The Irrigation Association co-sponsored a side event with other organizations at the United Nations 2023 Water Conference.
The side event brought irrigation product manufacturers and industry experts together to discuss how to support progress toward global water availability goals.

The Irrigation Association, Fairfax, Virginia, co-sponsored a side event with other water conservation organizations and private industry during the United Nations 2023 Water Conference in New York City on March 23.

“Sustainable Agriculture Water Use Offers Solutions: Multi-Stakeholder Collaboration to Advance Shared Sustainable Development Goals” showcased ag water solutions to water quality and quantity, food security, biodiversity, climate, resilience and disaster risk reduction from irrigation product manufacturers and industry experts. The in-person dialogue also provided an opportunity to call for collaboration to achieve Sustainable Development Goals.

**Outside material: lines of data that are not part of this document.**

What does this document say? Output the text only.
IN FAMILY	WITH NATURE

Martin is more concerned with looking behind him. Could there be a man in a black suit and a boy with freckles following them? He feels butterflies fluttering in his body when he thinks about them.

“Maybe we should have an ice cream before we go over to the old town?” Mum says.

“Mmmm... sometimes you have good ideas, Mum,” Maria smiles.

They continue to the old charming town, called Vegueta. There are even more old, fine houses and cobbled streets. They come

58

The session included a keynote on where climate and water issues meet, followed by a case study panel featuring four case studies such as the Ogallala Aquifer in Kansas and the Ganges River watershed project. Additional panelists joined for a moderated discussion of topics such as barriers that limit focus on agricultural water management and ways to coalesce lessons learned from the global case studies to support progress toward water availability goals.

The IA joined multiple partners in cosponsoring the event, including Netafim, Cargill, the Foundation for Food and Agriculture Research, General Mills and Ducks Unlimited.

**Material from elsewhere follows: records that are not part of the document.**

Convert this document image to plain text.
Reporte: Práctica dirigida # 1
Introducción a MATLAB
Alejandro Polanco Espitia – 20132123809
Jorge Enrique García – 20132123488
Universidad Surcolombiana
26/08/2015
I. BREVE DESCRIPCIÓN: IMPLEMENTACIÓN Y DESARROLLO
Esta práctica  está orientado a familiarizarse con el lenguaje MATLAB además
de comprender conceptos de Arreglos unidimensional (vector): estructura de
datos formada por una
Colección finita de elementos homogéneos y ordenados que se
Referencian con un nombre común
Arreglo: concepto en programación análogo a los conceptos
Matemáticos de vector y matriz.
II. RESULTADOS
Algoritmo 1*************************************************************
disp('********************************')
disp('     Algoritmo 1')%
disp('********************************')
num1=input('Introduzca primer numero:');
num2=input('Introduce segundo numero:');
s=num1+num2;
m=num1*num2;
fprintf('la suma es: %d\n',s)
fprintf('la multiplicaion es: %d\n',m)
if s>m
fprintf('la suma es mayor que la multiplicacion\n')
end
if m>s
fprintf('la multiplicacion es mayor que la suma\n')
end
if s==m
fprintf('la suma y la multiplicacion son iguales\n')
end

It is critically important for the irrigation industry to have a seat at the table, and the IA will continue to engage on these important discussions, says Nathan Bowen, IA advocacy director.

“We are committed to advancing the solutions our industry brings to bear to help meet the productivity needs of a growing global population, ensure global food security, all while providing important economic, environmental and societal benefits to urban and rural communities alike,” he says.

The U.N. conference, which ran March 22-24, focused on topics surrounding drinking water, agriculture and sanitation infrastructure. It was the first major conference of the U.N. dedicated to water since 1977.

Experts said the global situation faces serious challenges, according to the U.N. World Water Development Report 2023, released just before the opening of the conference. According to the report, 26% of the world’s population doesn’t have access to safe drinking water and 46% lacks access to basic sanitation. The report details how current progress falls short of guidelines to achieve one of the Sustainable Development Goals set by the United Nations General Assembly in 2015. Sustainable Development Goal 6 includes providing clean water and sanitation for all, with eight targets to be achieved by 2030.

Progress toward SDG 6 targets is only significantly reported for drinking water and sanitation, according to the report’s executive summary. At current rates, progress toward all of the SDG 6 targets are off track and could need to increase rates of implementation by quadruple or more to be completed.